Projetos voluntários geram desenvolvimento social em Itaquera

Instituições assumem compromisso social e produzem novos pólos culturais na região 

Por Everton Amaro e Raphaela Maia

Educadores divertem crianças carentes em colégio na Zona Leste

Numa região de notável disparidade entre crescimento econômico e desenvolvimento social, iniciativas voluntárias mostram que fazem a diferença. Símbolo da Zona Leste, o bairro de Itaquera é um grande conhecido dos paulistanos. Cresce através de suas principais vias, Nova Trabalhadores e Radial Leste, mas continua enfrentando problemas com o alto índice de criminalidade.

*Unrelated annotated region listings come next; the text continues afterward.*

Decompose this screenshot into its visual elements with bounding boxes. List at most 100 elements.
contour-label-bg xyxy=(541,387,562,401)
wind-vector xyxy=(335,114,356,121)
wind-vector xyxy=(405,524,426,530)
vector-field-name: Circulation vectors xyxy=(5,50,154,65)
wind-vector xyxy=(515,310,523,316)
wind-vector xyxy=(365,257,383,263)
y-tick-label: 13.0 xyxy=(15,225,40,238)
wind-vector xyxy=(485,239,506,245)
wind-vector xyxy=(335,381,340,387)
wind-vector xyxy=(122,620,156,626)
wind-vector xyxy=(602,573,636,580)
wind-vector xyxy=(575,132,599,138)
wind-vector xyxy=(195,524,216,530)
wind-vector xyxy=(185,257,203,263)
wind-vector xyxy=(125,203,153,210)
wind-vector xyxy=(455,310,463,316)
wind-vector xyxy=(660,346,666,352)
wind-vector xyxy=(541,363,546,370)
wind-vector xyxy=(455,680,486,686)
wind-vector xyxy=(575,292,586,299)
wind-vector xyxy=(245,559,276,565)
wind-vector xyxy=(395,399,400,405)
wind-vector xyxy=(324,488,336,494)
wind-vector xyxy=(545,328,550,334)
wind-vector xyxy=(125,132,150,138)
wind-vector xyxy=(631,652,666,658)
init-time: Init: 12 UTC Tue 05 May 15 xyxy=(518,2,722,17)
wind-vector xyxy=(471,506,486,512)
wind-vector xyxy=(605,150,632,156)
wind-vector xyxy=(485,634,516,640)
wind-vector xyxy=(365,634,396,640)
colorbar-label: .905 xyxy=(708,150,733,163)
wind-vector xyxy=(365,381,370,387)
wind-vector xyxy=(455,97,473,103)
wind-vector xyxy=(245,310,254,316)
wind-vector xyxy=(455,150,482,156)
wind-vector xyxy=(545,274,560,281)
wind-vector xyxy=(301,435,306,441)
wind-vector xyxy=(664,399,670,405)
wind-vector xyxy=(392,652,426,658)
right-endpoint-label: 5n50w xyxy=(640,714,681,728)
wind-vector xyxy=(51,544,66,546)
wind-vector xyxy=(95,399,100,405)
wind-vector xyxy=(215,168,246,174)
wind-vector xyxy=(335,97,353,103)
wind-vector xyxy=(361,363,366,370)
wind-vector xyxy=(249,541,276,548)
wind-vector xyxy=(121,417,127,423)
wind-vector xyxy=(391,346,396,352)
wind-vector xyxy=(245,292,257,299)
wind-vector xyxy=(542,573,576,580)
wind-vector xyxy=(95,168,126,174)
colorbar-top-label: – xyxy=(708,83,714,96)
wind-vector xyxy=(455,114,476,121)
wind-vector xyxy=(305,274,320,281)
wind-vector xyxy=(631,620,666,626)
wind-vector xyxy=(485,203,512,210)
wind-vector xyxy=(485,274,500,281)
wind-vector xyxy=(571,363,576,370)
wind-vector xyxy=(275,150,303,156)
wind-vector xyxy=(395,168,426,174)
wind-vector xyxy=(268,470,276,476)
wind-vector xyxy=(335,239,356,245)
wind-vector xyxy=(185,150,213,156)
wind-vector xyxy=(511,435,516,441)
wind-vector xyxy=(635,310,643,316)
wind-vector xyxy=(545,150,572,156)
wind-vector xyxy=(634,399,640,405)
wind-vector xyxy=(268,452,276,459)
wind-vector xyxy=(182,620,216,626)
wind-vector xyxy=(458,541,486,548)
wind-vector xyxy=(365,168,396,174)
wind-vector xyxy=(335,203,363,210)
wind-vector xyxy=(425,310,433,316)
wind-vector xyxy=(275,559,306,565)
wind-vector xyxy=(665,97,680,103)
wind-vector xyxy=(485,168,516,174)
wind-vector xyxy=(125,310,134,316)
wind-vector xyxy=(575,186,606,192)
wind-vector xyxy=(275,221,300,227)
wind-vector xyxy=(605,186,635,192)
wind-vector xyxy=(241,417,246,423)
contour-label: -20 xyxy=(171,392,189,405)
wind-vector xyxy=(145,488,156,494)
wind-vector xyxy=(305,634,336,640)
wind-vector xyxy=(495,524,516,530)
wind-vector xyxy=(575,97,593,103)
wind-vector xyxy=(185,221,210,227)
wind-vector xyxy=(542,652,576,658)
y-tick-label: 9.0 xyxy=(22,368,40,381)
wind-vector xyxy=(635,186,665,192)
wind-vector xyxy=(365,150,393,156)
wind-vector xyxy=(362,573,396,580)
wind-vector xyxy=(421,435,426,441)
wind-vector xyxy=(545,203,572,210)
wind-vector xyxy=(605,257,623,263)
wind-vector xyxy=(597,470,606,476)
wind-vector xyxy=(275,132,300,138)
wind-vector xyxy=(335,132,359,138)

 Segundo a Secretária de Segurança Pública de São Paulo, a Zona Leste) só no ano passado, o bairro teve aumento de 17,65% no número de homicídios. Para mudar a imagem da região, profissionais dividem a rotina apertada com projetos e oficinas que visam dar novas perspectivas para os jovens. São cidadãos que se dedicam parte do tempo para ministrar aulas de música, dança e arte em geral. 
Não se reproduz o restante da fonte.